200 hectares de chanvre
Pour ce faire, Ubac est allée acquérir 200 mètres linéaires de ce Mesclat, produit par la société coopérative VirgoCoop, installée à Cahors (Lot). Et dans ses sociétaires, l'entreprise du textile, qui emploie une douzaine de personnes, recense la présence de Ubac. Au total, environ 200 sociétaires soutiennent la raison d'être de ce nouvel acteur du textile en Occitanie.
« Notre ambition est de recréer des filières textiles en Occitanie et ailleurs. Nous avons commencé à travailler sur le chanvre, dont la production est très présente en Occitanie mais qui bénéficie de peu de débouchés dans le textile. C'est une culture qui demande très peu d'eau par ailleurs. Mais le chanvre a travaillé seul dans le textile, c'est devenu difficile car nous n'avons plus les outils nécessaires en France. Nous travaillons à les réintégrer. Par contre, il est possible de faire un chanvre textile en France en le couplant avec de la laine et nous avons de gros gisements de laine, de la race Lacaune en Occitanie », explique Mathieu Ebbesen-Goudin, le président de VirgoCoop.
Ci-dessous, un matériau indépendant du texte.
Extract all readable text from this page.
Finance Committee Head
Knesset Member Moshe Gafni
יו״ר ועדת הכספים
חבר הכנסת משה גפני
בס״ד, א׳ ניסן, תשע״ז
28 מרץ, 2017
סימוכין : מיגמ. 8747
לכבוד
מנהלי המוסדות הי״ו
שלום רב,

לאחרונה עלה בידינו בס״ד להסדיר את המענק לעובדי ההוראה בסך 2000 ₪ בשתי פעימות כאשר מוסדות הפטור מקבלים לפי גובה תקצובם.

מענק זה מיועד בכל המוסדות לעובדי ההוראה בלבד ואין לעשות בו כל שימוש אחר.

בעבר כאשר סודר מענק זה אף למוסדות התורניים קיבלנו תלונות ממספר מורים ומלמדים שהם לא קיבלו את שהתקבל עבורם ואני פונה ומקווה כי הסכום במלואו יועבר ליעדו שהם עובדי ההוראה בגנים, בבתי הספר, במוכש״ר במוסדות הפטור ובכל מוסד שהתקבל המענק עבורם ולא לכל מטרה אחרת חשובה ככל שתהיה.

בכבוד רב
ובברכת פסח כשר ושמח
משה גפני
Rien que pour le chanvre, VirgoCoop fournit un revenu complémentaire à 80 agriculteurs de la région, dont 75% sont en bio. Au total, ils s'exercent sur 200 hectares et la coopérative espère monter rapidement à 500 hectares cultivés avec ces mêmes agriculteurs. Quant à la laine, qui est collectée en Lozère, VirgoCoop récolte chaque année une douzaine de tonnes de laine, auprès de 25 éleveurs et le lavage de la laine se fait dans une unité de Haute-Loire, seule et dernière structure française à détenir encore ce savoir-faire avec des capacités industrielles. La laine est ensuite tissée dans l'atelier de la coopérative, installé dans le Tarn.
La coopérative privilégie une collaboration plus intense avec ses agricultures actuels pour doper sa capacité de production de son chanvre pour le textile (Crédits : Ubac).
Bien que d'une taille modeste, VirgoCoop multiplie les collaborations avec des créateurs et marques de textile. « Nous avons au total une cinquantaine de clients, mais seulement une dizaine commande du volume et assure la rentabilité économique de notre modèle », souligne le dirigeant qui regrette la destruction de l'industrie textile en France. Parmi ses collaborations structurantes, la jeune pousse peut se vanter de collaborer étroitement avec les Ateliers Tuffery, installés à Florac-Trois-Rivières (Lozère) et réputés pour leurs jeans totalement made in France. Avec ce client, la coopérative vient également de produire un plaid composé à 100% de laine de Lacaune. « Nous discutons avec d'autres marques pour de nouvelles collaborations », fait savoir Mathieu Ebbesen-Goudin.
Un changement de statut en cours
Si elle bénéficie de premières belles collaborations comme avec Ubac et les Ateliers Tuffery, aussi sociétaire de VirgoCoop, celle-ci est néanmoins consciente qu'elle doit gonfler sa notoriété pour aller chercher de nouveaux sociétaires et surtout trouver de nouveaux partenaires industriels. Pour ce faire, la coopérative aura son propre stand au salon du Made In France, le MIF Expo, qui se tiendra du 9 au 12 novembre à Paris.
De plus, VirgoCoop va lancer une importante levée de fonds sociétaire sur la plateforme lita.co, d'un montant de 500.000 euros. L'opération doit débuter dans les prochains jours et ne prendra fin qu'au terme de l'année 2023. Actuellement, la coopérative dispose d'un capital social de 400.000 euros. Cette opération apparaît donc comme un véritable bond en avant pour la structure.
Enfin, cette dernière compte changer de statut juridique dans les prochaines semaines. Nous allons devenir une SCIC (Société coopérative d'intérêt collectif, ndlr). « Cela nous permettra d'accueillir notamment des collectivités locales dans nos sociétaires », justifie le président de VirgoCoop. Le conseil régional d'Occitanie, qui a soutenu le projet par le passé, pourrait, par exemple être de la partie.